Every spoonful of the chendol from Old Amoy Chendol tastes absolutely fresh and not at all artificial.
Every spoonful of the chendol from Old Amoy Chendol tastes absolutely fresh and not at all artificial.ST PHOTO: YIP WAI YEE

SINGAPORE - It has been a while since I have had a satisfying bowl of chendol.

All too often, hawkers skimp on this laborious iced dessert dish - they use powdered coconut milk instead of the fresh kind, or opt for brown sugar instead of gula melaka, which is also more expensive.

So when my parents tell me that they had discovered an authentic chendol stall - one that serves up the chendol of their childhoods - I had to check it out.
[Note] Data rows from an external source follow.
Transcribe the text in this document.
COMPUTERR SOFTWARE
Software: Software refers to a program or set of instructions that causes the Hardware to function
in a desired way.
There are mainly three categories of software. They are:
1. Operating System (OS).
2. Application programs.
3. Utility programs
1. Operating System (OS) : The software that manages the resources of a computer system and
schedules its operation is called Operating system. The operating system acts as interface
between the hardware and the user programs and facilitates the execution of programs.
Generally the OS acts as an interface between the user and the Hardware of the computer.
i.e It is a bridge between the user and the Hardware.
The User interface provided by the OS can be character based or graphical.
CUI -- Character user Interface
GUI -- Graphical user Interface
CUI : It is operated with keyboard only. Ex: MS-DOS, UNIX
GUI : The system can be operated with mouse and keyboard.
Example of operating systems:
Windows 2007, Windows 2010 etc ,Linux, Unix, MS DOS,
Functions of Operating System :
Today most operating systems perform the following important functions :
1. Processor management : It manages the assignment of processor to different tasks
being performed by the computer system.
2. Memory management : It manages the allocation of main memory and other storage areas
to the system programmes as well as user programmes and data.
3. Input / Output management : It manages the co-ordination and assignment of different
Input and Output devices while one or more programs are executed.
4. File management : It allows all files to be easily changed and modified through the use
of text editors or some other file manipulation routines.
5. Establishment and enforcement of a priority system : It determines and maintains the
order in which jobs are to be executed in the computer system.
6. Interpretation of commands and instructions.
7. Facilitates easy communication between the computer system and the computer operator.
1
The 11-month-old stall is housed in the huge and sprawling Chinatown Complex Market & Food Centre, but it is easy enough to locate - the sign is bright and colourful, and the sparse-looking stall sells only one dish: Chendol.

I order a bowl ($2) and as soon as I tuck in, I understand why stall owner Zhao Youning, 32, is confident enough to sell just this dessert.

His version - adapted from a recipe he picked up from his retiree grandfather who hawked chendol from a pushcart in the 1950s along Amoy Street - is delicious.

Unlike the commercialised chendol found in air-conditioned foodcourt chains, every spoonful of the chendol here tastes absolutely fresh and not at all artificial.

Indeed, real gula melaka is used here - sourced and hand-carried from Sabah or Sarawak every month - as is fresh cold-pressed coconut milk.

The pandan jelly worms, the signature component of any chendol dish, are melt-in-your-mouth soft, too - a far cry from the stiff frozen ones one usually gets.

  • OLD AMOY CHENDOL

  • 02-008 Chinatown Complex Market & Food Centre, 335 Smith Street

    Open: 10.30am to 8.30pm daily

    Rating: 4 stars

My favourite ingredient here though has to be the red bean mash.

It is soft but not so mushy that you cannot tell what it used to be. Mr Zhao slow-cooks the red beans over charcoal daily till they are tender.

I ask him why he had chosen to open a chendol stall, especially since he does not have a food and beverage background. Mr Zhao used to run an industrial water filtration business.

He replies that it is because he had been on the hunt for an authentic bowl of chendol in Singapore, one of his favourite desserts, but as he never managed to find one, he decided to just make it himself.

I am thankful for his strong cravings.